We sweat the small stuff
by Matt Turner on August 23rd, 2012
One of the most challenging aspects of revamping Userplane’s technology and building the SDK was the move from flash to javascript. While the change has been worth it, there have definitely been some unforeseen pitfalls that I am very proud we have worked through. Our products deliver with an attention to detail that provides a better user experience then any other solution out there. In this post I will highlight some of the more challenging details we never expected to run into and overcame.
The modern web
As browsers have evolved so to have user’s expectations of how a web page should behave and respond. Users expect the web to work like a desktop (installed) application responding instantly to their input. While there have been huge gains over the last 5 years with the introduction of the html5 spec being established and formalized, it’s just not possible to create that desktop user experience for everything. We certainly made this our goal where possible and we did capitalize on some very progressive experiences. We have spent seemingly endless time iterating over our caching strategy with both local shared objects and localStorage on the client to ensure that the users’ experience while interacting with one another is as instant as possible.
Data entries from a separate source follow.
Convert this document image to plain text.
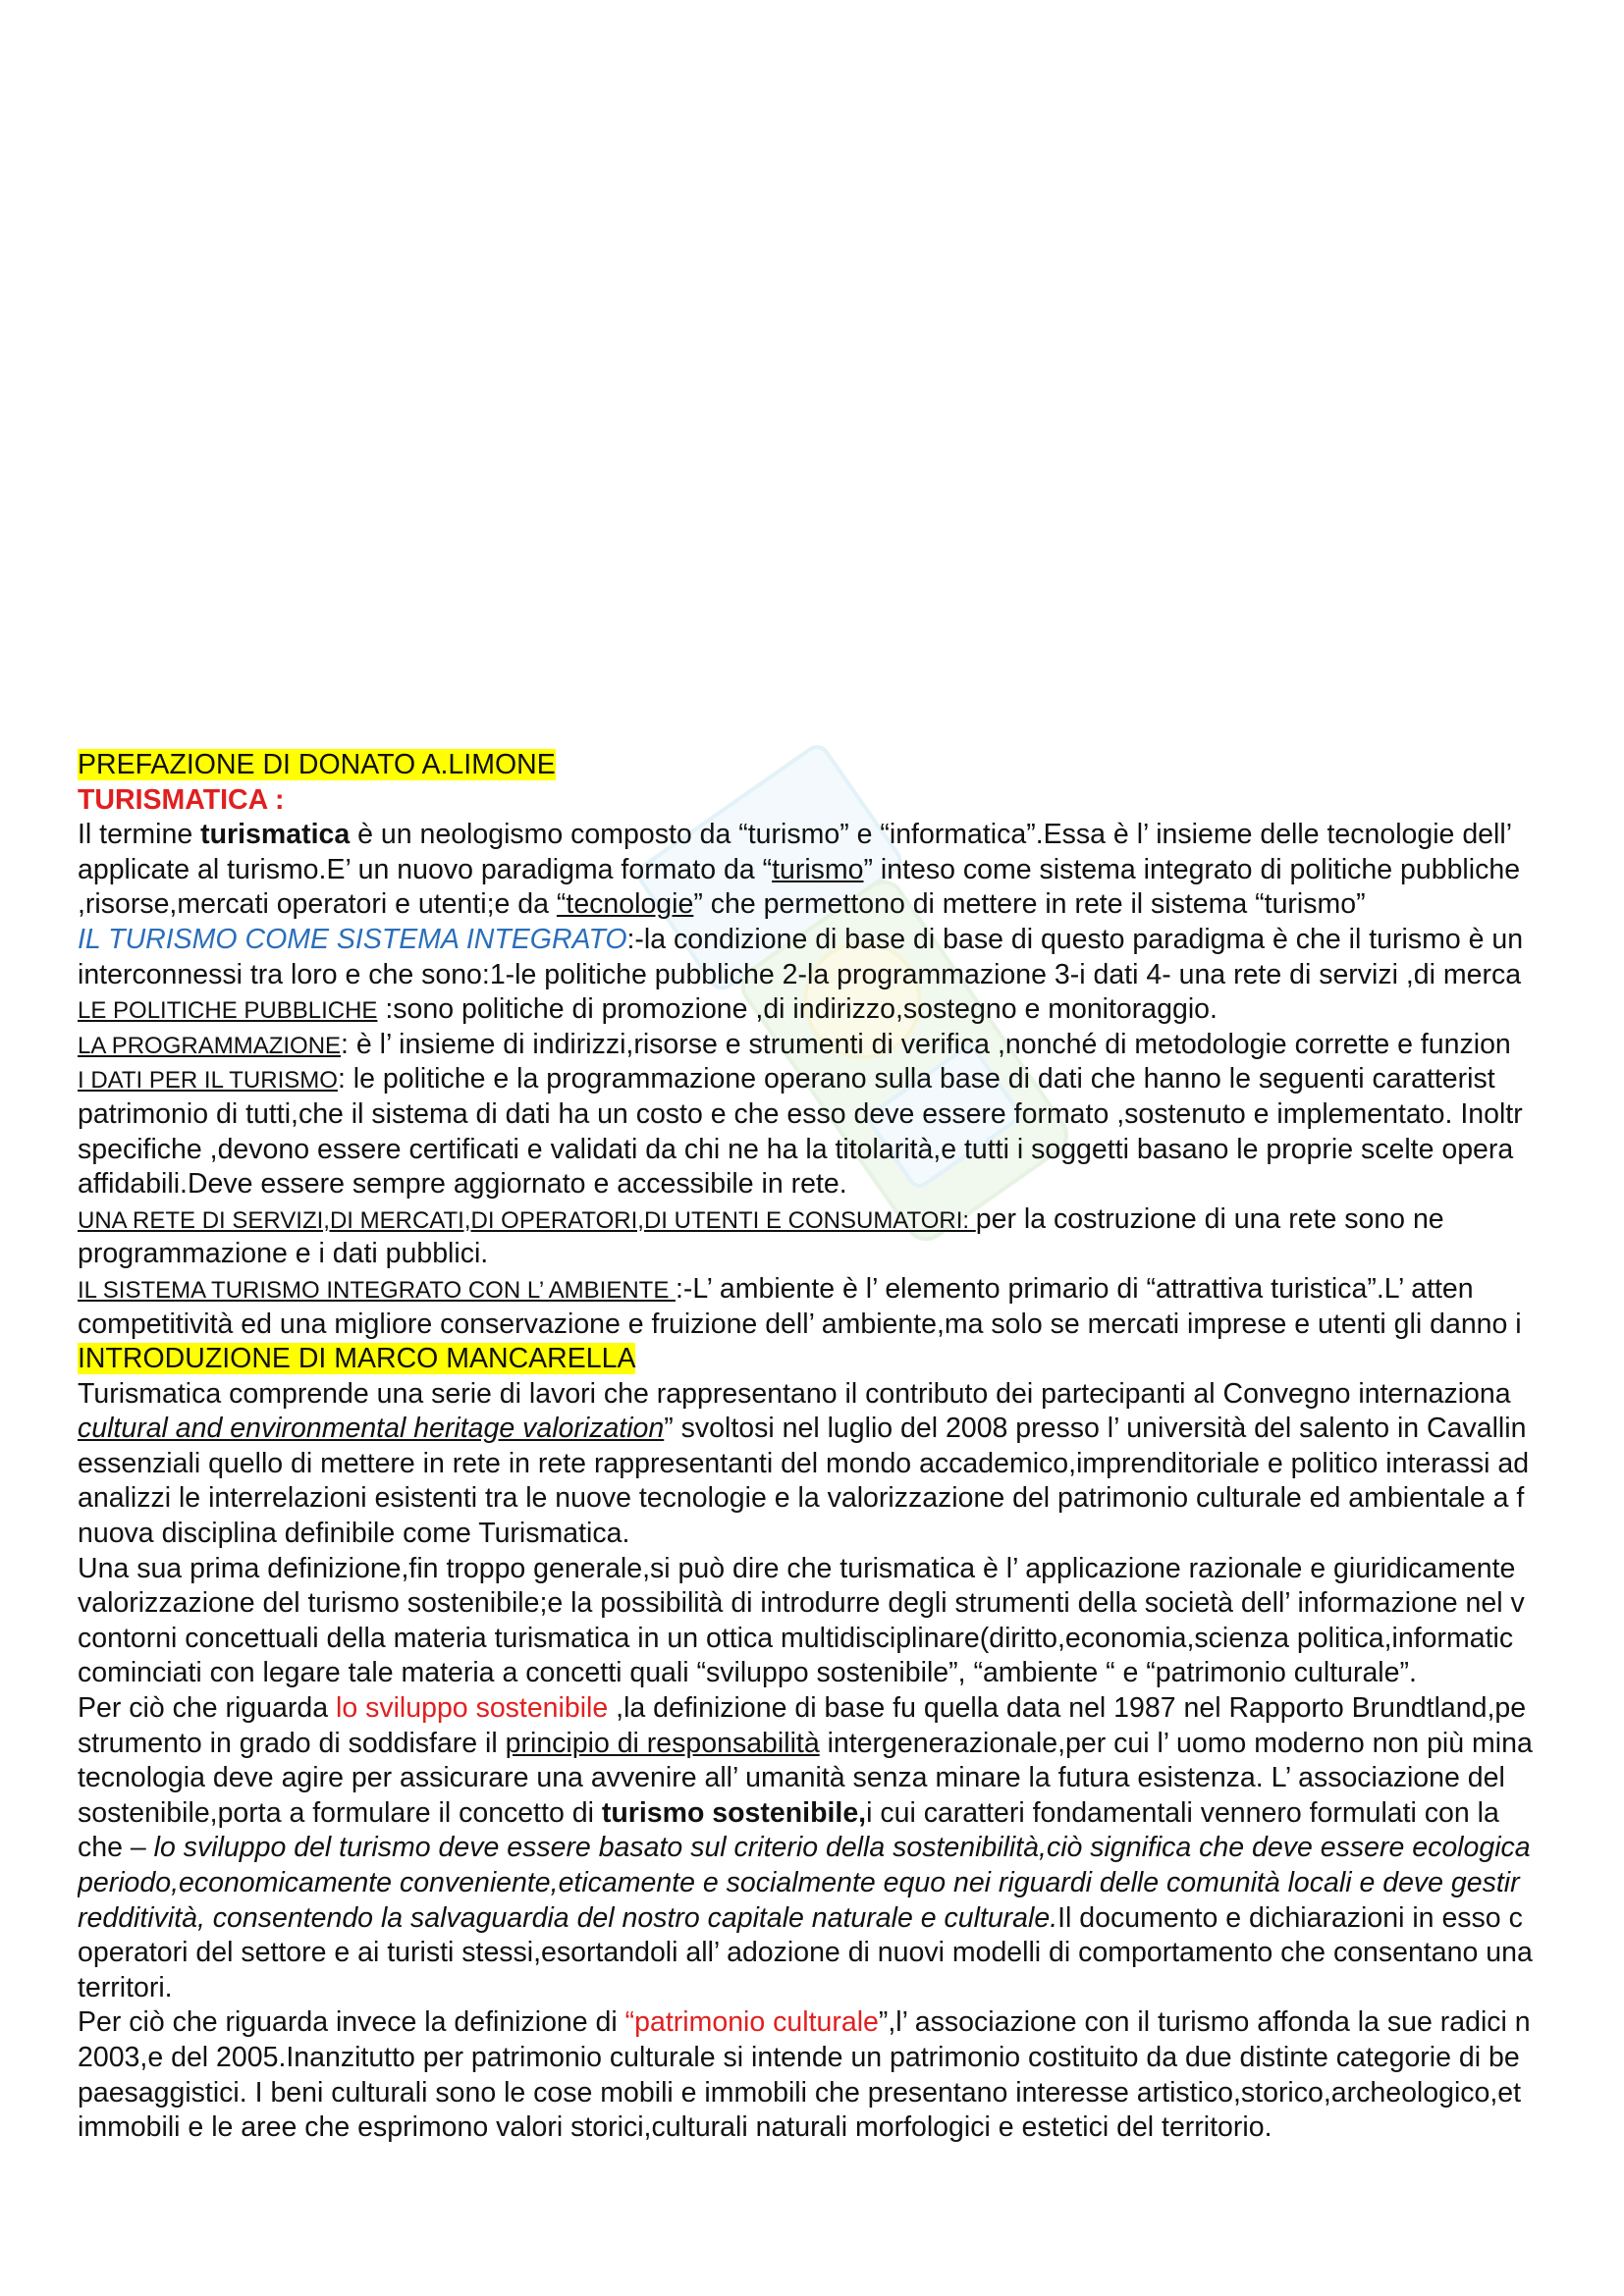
PREFAZIONE DI DONATO A.LIMONE
TURISMATICA :
Il termine turismatica è un neologismo composto da “turismo” e “informatica”.Essa è l’ insieme delle tecnologie dell’
applicate al turismo.E’ un nuovo paradigma formato da “turismo” inteso come sistema integrato di politiche pubbliche
,risorse,mercati operatori e utenti;e da “tecnologie” che permettono di mettere in rete il sistema “turismo”
IL TURISMO COME SISTEMA INTEGRATO:-la condizione di base di base di questo paradigma è che il turismo è un
interconnessi tra loro e che sono:1-le politiche pubbliche 2-la programmazione 3-i dati 4- una rete di servizi ,di merca
LE POLITICHE PUBBLICHE :sono politiche di promozione ,di indirizzo,sostegno e monitoraggio.
LA PROGRAMMAZIONE: è l’ insieme di indirizzi,risorse e strumenti di verifica ,nonché di metodologie corrette e funzion
I DATI PER IL TURISMO: le politiche e la programmazione operano sulla base di dati che hanno le seguenti caratterist
patrimonio di tutti,che il sistema di dati ha un costo e che esso deve essere formato ,sostenuto e implementato. Inoltr
specifiche ,devono essere certificati e validati da chi ne ha la titolarità,e tutti i soggetti basano le proprie scelte opera
affidabili.Deve essere sempre aggiornato e accessibile in rete.
UNA RETE DI SERVIZI,DI MERCATI,DI OPERATORI,DI UTENTI E CONSUMATORI: per la costruzione di una rete sono ne
programmazione e i dati pubblici.
IL SISTEMA TURISMO INTEGRATO CON L’ AMBIENTE :-L’ ambiente è l’ elemento primario di “attrattiva turistica”.L’ atten
competitività ed una migliore conservazione e fruizione dell’ ambiente,ma solo se mercati imprese e utenti gli danno i
INTRODUZIONE DI MARCO MANCARELLA
Turismatica comprende una serie di lavori che rappresentano il contributo dei partecipanti al Convegno internaziona
cultural and environmental heritage valorization” svoltosi nel luglio del 2008 presso l’ università del salento in Cavallin
essenziali quello di mettere in rete in rete rappresentanti del mondo accademico,imprenditoriale e politico interassi ad
analizzi le interrelazioni esistenti tra le nuove tecnologie e la valorizzazione del patrimonio culturale ed ambientale a f
nuova disciplina definibile come Turismatica.
Una sua prima definizione,fin troppo generale,si può dire che turismatica è l’ applicazione razionale e giuridicamente
valorizzazione del turismo sostenibile;e la possibilità di introdurre degli strumenti della società dell’ informazione nel v
contorni concettuali della materia turismatica in un ottica multidisciplinare(diritto,economia,scienza politica,informatic
cominciati con legare tale materia a concetti quali “sviluppo sostenibile”, “ambiente “ e “patrimonio culturale”.
Per ciò che riguarda lo sviluppo sostenibile ,la definizione di base fu quella data nel 1987 nel Rapporto Brundtland,pe
strumento in grado di soddisfare il principio di responsabilità intergenerazionale,per cui l’ uomo moderno non più mina
tecnologia deve agire per assicurare una avvenire all’ umanità senza minare la futura esistenza. L’ associazione del
sostenibile,porta a formulare il concetto di turismo sostenibile,i cui caratteri fondamentali vennero formulati con la
che – lo sviluppo del turismo deve essere basato sul criterio della sostenibilità,ciò significa che deve essere ecologica
periodo,economicamente conveniente,eticamente e socialmente equo nei riguardi delle comunità locali e deve gestir
redditività, consentendo la salvaguardia del nostro capitale naturale e culturale.Il documento e dichiarazioni in esso c
operatori del settore e ai turisti stessi,esortandoli all’ adozione di nuovi modelli di comportamento che consentano una
territori.
Per ciò che riguarda invece la definizione di “patrimonio culturale”,l’ associazione con il turismo affonda la sue radici n
2003,e del 2005.Inanzitutto per patrimonio culturale si intende un patrimonio costituito da due distinte categorie di be
paesaggistici. I beni culturali sono le cose mobili e immobili che presentano interesse artistico,storico,archeologico,et
immobili e le aree che esprimono valori storici,culturali naturali morfologici e estetici del territorio.
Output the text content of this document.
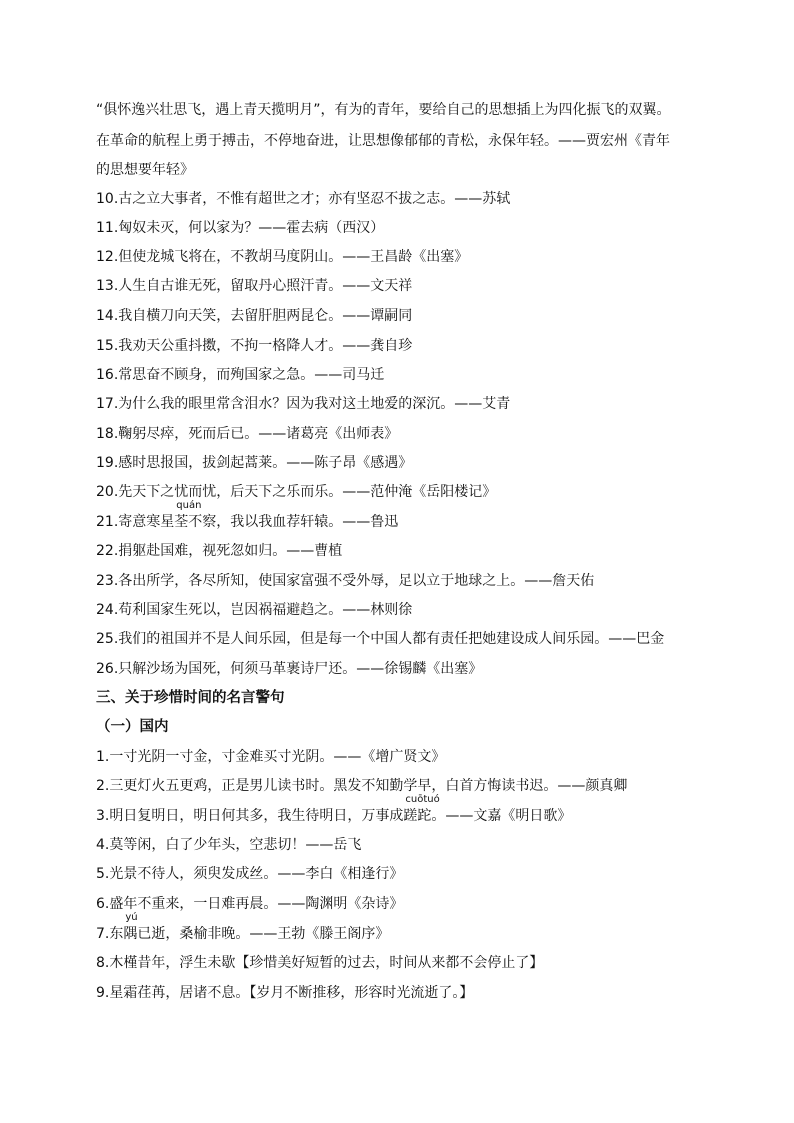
“俱怀逸兴壮思飞，遇上青天揽明月”，有为的青年，要给自己的思想插上为四化振飞的双翼。
在革命的航程上勇于搏击，不停地奋进，让思想像郁郁的青松，永保年轻。——贾宏州《青年
的思想要年轻》
10.古之立大事者，不惟有超世之才；亦有坚忍不拔之志。——苏轼
11.匈奴未灭，何以家为？——霍去病（西汉）
12.但使龙城飞将在，不教胡马度阴山。——王昌龄《出塞》
13.人生自古谁无死，留取丹心照汗青。——文天祥
14.我自横刀向天笑，去留肝胆两昆仑。——谭嗣同
15.我劝天公重抖擞，不拘一格降人才。——龚自珍
16.常思奋不顾身，而殉国家之急。——司马迁
17.为什么我的眼里常含泪水？因为我对这土地爱的深沉。——艾青
18.鞠躬尽瘁，死而后已。——诸葛亮《出师表》
19.感时思报国，拔剑起蒿莱。——陈子昂《感遇》
20.先天下之忧而忧，后天下之乐而乐。——范仲淹《岳阳楼记》
21.寄意寒星
quán
荃不察，我以我血荐轩辕。——鲁迅
22.捐躯赴国难，视死忽如归。——曹植
23.各出所学，各尽所知，使国家富强不受外辱，足以立于地球之上。——詹天佑
24.苟利国家生死以，岂因祸福避趋之。——林则徐
25.我们的祖国并不是人间乐园，但是每一个中国人都有责任把她建设成人间乐园。——巴金
26.只解沙场为国死，何须马革裹诗尸还。——徐锡麟《出塞》
三、关于珍惜时间的名言警句
（一）国内
1.一寸光阴一寸金，寸金难买寸光阴。——《增广贤文》
2.三更灯火五更鸡，正是男儿读书时。黑发不知勤学早，白首方悔读书迟。——颜真卿
3.明日复明日，明日何其多，我生待明日，万事成
cuōtuó
蹉跎。——文嘉《明日歌》
4.莫等闲，白了少年头，空悲切！——岳飞
5.光景不待人，须臾发成丝。——李白《相逢行》
6.盛年不重来，一日难再晨。——陶渊明《杂诗》
7.东
yú
隅已逝，桑榆非晚。——王勃《滕王阁序》
8.木槿昔年，浮生未歇【珍惜美好短暂的过去，时间从来都不会停止了】
9.星霜荏苒，居诸不息。【岁月不断推移，形容时光流逝了。】
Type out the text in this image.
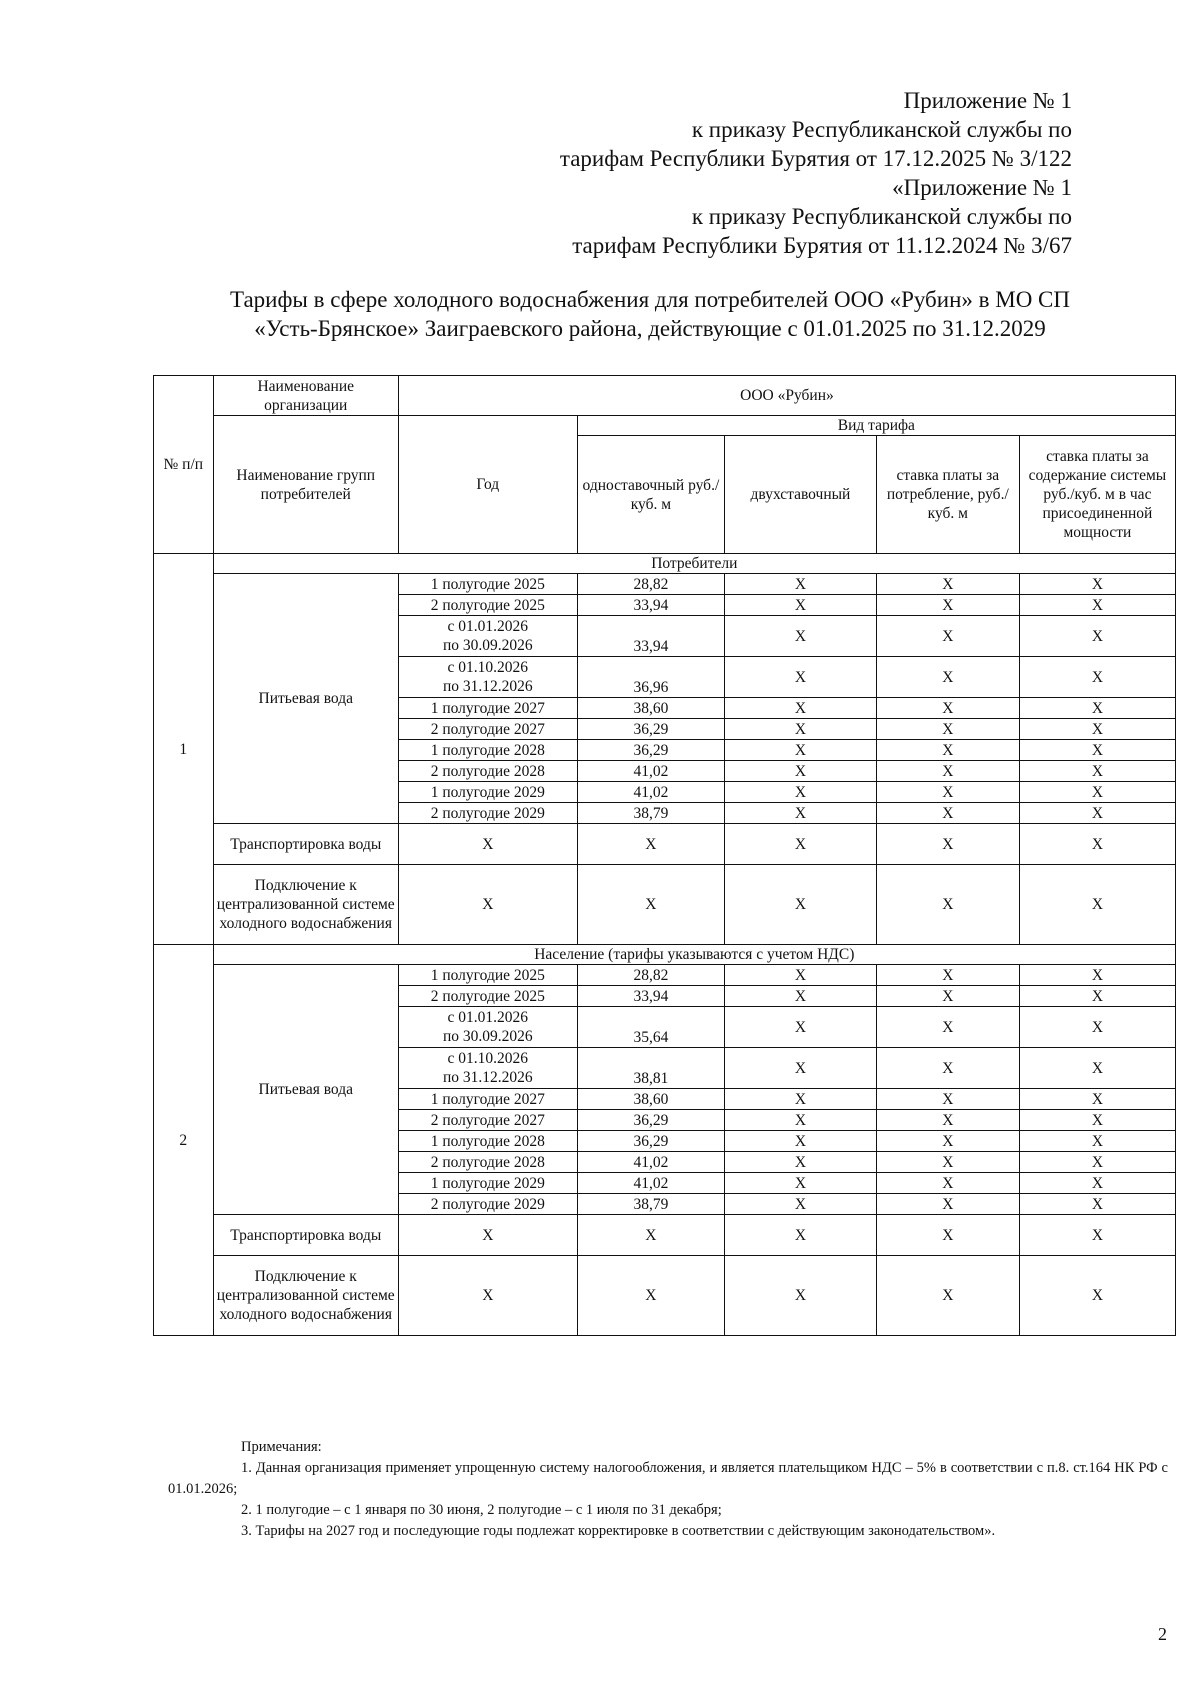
Приложение № 1
к приказу Республиканской службы по
тарифам Республики Бурятия от 17.12.2025 № 3/122
«Приложение № 1
к приказу Республиканской службы по
тарифам Республики Бурятия от 11.12.2024 № 3/67
Тарифы в сфере холодного водоснабжения для потребителей ООО «Рубин» в МО СП
«Усть-Брянское» Заиграевского района, действующие с 01.01.2025 по 31.12.2029
№ п/п	Наименование организации	ООО «Рубин»				
	Наименование групп потребителей	Год	Вид тарифа			
			одноставочный руб./ куб. м	двухставочный	ставка платы за потребление, руб./ куб. м	ставка платы за содержание системы руб./куб. м в час присоединенной мощности
1	Потребители					
	Питьевая вода	1 полугодие 2025	28,82	X	X	X
		2 полугодие 2025	33,94	X	X	X

		с 01.01.2026
по 30.09.2026	33,94	X	X	X

		с 01.10.2026
по 31.12.2026	36,96	X	X	X
		1 полугодие 2027	38,60	X	X	X
		2 полугодие 2027	36,29	X	X	X
		1 полугодие 2028	36,29	X	X	X
		2 полугодие 2028	41,02	X	X	X
		1 полугодие 2029	41,02	X	X	X
		2 полугодие 2029	38,79	X	X	X
	Транспортировка воды	X	X	X	X	X
	Подключение к централизованной системе холодного водоснабжения	X	X	X	X	X
2	Население (тарифы указываются с учетом НДС)					
	Питьевая вода	1 полугодие 2025	28,82	X	X	X
		2 полугодие 2025	33,94	X	X	X

		с 01.01.2026
по 30.09.2026	35,64	X	X	X

		с 01.10.2026
по 31.12.2026	38,81	X	X	X
		1 полугодие 2027	38,60	X	X	X
		2 полугодие 2027	36,29	X	X	X
		1 полугодие 2028	36,29	X	X	X
		2 полугодие 2028	41,02	X	X	X
		1 полугодие 2029	41,02	X	X	X
		2 полугодие 2029	38,79	X	X	X
	Транспортировка воды	X	X	X	X	X
	Подключение к централизованной системе холодного водоснабжения	X	X	X	X	X

Примечания:

1. Данная организация применяет упрощенную систему налогообложения, и является плательщиком НДС – 5% в соответствии с п.8. ст.164 НК РФ с 01.01.2026;

2. 1 полугодие – с 1 января по 30 июня, 2 полугодие – с 1 июля по 31 декабря;

3. Тарифы на 2027 год и последующие годы подлежат корректировке в соответствии с действующим законодательством».

2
Real-time push connections in a stateless environment
With very few exceptions most all of our publisher’s sites involve a page navigation to move between content on their site. This means that from the time a user clicks a link to the time everything finishes loading the user is effectively not connected for a period of time. Given that fact we were immediately challenged with the need to not make it look like your users were going offline and online every few minutes every time they navigate to another page. That use case was immediately followed by the need to buffer messages in an offline delivery queue so if a message is sent while the other users is navigating that it is delivered immediately upon re-connecting. These challenges are the more obvious to the user but there were a series of performance and scalability items that tied to these behaviors and the nature of a web user’s experience with a real time connection that is constantly being destroyed and re-created as page navigation occurs.
Expected usage is far different in reality
When tabs were added to browsers it meant there was a great new way for end users to multi-task on the web efficiently. This went largely unnoticed for most web developers when it was first added to browsers year ago. That said when you start opening real-time connections on the browser to a server you run the risk of a single user opening multiple connections to your server. But really how often is that going to happen right? We were amazed when we started looking at the data and saw that some people have many as 20 tabs open with active connections to our servers. Yup, that’s one user with 20 connections, one in each tab. This proves costly not only in terms of performance on our servers but also to your bottom line cost. Since chat services like Userplane operate on per-seat licensing (how many people are connected at once) that one user has all the sudden turned into 20 connections potentially affecting your bottom line or chat availability if your using a service that caps connections like many of our competitors do. How to solve? A large effort to the tune of synchronizing user data and application data between tabs combined with a clever trick where we can pause the UI state and connection in tabs that are not currently focused. This means a user can switch between tabs with a fluid seamless experience without thinking twice about their conversation being left behind.
The devil is in the details
We often hear complaints about the nature of our cost structure or the inability to take our software and install it themselves for a flat rate. This is the nature of a software as a service but truly believe the value driven in having a team dedicated to these types of details is a huge plus for any company interested in real-time communication as it’s a totally different process both technically and experience wise.